Testing AI Systems Without Oracles: Metamorphic Test Generation and Prioritization

Madhusudan Srinivasan

East Carolina Univ.

Abstract

As AI systems are increasingly deployed in high-stakes domains such as healthcare, financial services, and hiring, ensuring their reliability and fairness has become critical. A fundamental obstacle is the oracle problem, the difficulty of defining correct outputs for complex, non-deterministic models. This talk presents metamorphic testing (MT) as a oracle-free framework for testing AI and machine learning systems, where Metamorphic Relations (MRs) define expected behavioral relationships between transformed inputs and outputs, enabling systematic fault detection without ground truth labels.
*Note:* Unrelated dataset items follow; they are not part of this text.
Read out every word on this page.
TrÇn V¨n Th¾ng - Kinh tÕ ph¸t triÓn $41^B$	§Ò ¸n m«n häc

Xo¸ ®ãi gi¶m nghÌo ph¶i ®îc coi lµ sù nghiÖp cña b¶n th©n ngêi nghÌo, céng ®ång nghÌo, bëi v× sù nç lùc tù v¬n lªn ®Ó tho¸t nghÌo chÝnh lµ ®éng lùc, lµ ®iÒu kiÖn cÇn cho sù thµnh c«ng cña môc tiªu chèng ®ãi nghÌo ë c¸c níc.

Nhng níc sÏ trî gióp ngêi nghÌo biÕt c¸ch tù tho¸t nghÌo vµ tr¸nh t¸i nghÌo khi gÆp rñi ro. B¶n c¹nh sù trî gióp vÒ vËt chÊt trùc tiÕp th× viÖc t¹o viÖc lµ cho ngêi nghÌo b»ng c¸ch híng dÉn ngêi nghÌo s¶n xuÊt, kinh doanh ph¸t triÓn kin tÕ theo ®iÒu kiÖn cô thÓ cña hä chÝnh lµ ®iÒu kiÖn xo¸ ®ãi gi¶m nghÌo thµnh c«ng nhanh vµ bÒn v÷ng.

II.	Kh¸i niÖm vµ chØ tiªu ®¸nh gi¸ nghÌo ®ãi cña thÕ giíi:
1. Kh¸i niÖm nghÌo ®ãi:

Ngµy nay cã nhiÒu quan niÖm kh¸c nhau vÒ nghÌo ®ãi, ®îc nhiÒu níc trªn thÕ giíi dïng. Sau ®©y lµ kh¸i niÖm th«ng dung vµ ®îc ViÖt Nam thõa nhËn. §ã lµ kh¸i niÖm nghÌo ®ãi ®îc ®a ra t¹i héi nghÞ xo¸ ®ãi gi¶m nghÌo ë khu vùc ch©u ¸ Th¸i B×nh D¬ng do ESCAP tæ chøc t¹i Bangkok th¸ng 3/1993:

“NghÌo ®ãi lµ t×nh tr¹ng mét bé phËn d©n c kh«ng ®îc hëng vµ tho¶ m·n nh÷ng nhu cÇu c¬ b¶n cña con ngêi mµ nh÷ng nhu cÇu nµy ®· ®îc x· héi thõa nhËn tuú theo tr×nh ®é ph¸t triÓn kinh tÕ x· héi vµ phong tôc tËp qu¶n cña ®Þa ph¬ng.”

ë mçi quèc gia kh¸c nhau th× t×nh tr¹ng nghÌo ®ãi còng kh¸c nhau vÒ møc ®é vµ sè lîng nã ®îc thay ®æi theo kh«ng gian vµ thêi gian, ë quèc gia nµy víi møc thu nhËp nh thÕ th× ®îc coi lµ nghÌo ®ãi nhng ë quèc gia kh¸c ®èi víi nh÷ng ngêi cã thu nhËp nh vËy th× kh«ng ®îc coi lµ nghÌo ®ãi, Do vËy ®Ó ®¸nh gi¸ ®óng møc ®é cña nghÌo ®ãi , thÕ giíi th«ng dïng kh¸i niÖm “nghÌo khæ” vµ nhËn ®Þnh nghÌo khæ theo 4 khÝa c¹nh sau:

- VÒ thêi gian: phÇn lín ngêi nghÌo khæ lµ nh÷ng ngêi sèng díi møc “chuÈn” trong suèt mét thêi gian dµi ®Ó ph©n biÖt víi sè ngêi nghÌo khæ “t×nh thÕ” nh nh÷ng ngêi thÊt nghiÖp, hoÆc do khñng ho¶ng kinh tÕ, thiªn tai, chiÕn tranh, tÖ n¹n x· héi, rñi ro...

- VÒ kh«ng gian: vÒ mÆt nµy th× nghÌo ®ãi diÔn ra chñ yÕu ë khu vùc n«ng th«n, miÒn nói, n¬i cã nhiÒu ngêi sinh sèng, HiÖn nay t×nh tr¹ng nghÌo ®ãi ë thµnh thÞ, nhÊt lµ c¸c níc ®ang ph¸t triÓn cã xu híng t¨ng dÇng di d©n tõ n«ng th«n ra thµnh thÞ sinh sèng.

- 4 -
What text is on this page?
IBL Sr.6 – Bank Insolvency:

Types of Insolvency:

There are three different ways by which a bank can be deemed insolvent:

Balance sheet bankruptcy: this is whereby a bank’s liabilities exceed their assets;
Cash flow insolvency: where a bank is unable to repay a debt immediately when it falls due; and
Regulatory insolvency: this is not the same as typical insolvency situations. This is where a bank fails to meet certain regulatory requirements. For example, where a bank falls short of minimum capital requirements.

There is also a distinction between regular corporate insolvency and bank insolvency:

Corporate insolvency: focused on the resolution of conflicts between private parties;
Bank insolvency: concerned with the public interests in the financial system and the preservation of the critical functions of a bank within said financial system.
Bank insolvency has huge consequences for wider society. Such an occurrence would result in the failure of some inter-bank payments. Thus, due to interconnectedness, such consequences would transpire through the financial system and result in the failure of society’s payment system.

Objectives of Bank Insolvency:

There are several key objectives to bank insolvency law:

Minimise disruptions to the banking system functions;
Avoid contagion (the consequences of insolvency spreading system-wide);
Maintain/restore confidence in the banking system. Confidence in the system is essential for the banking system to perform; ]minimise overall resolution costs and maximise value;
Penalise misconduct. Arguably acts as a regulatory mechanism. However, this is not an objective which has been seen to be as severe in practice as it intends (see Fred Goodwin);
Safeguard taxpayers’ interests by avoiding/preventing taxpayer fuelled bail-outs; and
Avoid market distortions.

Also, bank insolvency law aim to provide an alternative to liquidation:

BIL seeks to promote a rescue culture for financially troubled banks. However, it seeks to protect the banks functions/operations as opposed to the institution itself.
The talk covers two research contributions. First, a fairness test generation approach for LLMs that covers traditional software test generation techniques to generate diverse test cases targeting fairness faults across sensitive attributes. Evaluated on GPT-4.0 and LLaMA-3.0, it outperforms template-based and grammar-based baselines in fault detection rate and test diversity. Second, a data diversity driven MR prioritization framework that addresses the ineffectiveness of code coverage for ML programs and the high cost of exhaustive MR evaluation. Four diversity metrics are proposed to rank MRs by effectiveness and experiments across multiple ML models demonstrate up to 40% improvement in fault detection over random prioritization and a 26% reduction in time to first fault. The talk concludes with future directions including testing of autonomous AI agents, quantum software, and adaptive MR generation.

About the Speaker

Dr. Madhusudan Srinivasan is a faculty member in the Department of Computer Science at East Carolina University, USA. He is an active researcher in software testing for AI and machine learning systems, with a particular focus on metamorphic testing. His work includes one of the first studies on metamorphic relation prioritization for ML programs, a contribution that introduced data diversity as a principled criterion for selecting and ranking metamorphic relations, establishing a new direction in cost-effective ML testing. His research has been published in reputed venues including the Software Testing, Verification and Reliability journal, the SANER conference, and the IEEE International Conference on AI Testing (AITEST). He is the recipient of the Best Paper Award for his work on trustworthy AI, and his recent publications span fairness testing in LLMs, block chain smart contract validation, and execution profile driven test prioritization, reflecting a growing and broad research program in reliable AI software engineering.